The minimal covering location and sizing problem in the presence of gradual cooperative coverage

Abstract

This paper introduces the capacitated gradual and cooperative minimal covering location problem with distance constraints (cGC-MCLPD). The cGC-MCLPD extends the location literature by implementing the concepts of gradual and cooperative coverage in the context of undesirable facility location problem with distance constraints. It also allows for variable coverage radii and capacity of facilities to assess the effect of facility size on the network performance. For the defined problem, we first develop a nonlinear mathematical model which seeks to determine the number, location and size of facilities such that the total population covered is minimized while the overall service requirement is met. Next, we propose three integer linear programming formulations that can be solved with off-the-shelf solvers. The first two are linear approximations that are based on a separable programming approach and a tangent line approximation method. The third is an exact reformulation which uses a special network mapping technique.
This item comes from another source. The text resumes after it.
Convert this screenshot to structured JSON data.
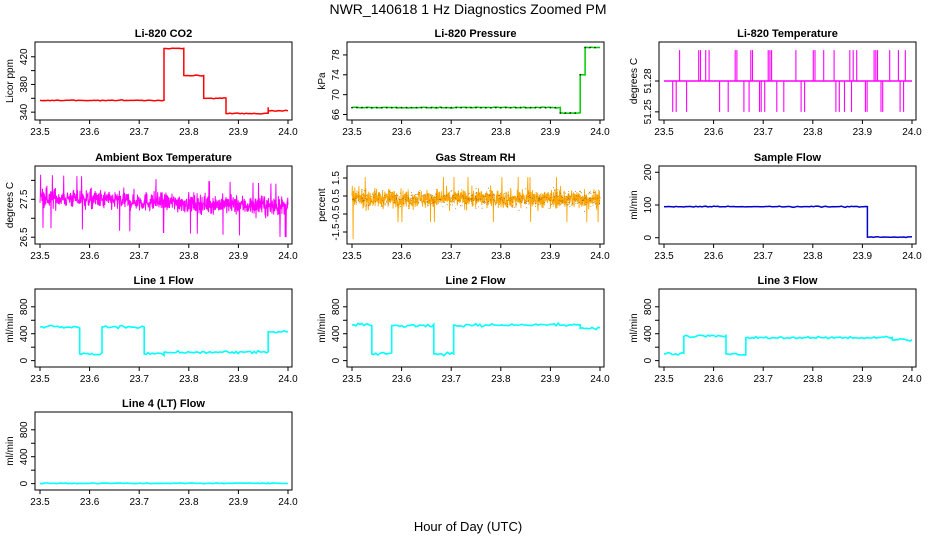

Upon investigating the impact of linearization approximation error on the performance of the first two formulations, we carry out numerical experiments to compare formulations with respect to their solution time and quality. Solving them for a set of reasonably large problem instances, we found that approximations outperform the exact reformulation since they prove to achieve higher quality solutions at the expense of an acceptable level of objective function value error. Overall, the formulations developed for the cGC-MCLPD constitute a powerful portfolio of facility location selection techniques, enabling decision-makers to select the most appropriate balance of solution quality and computational speed.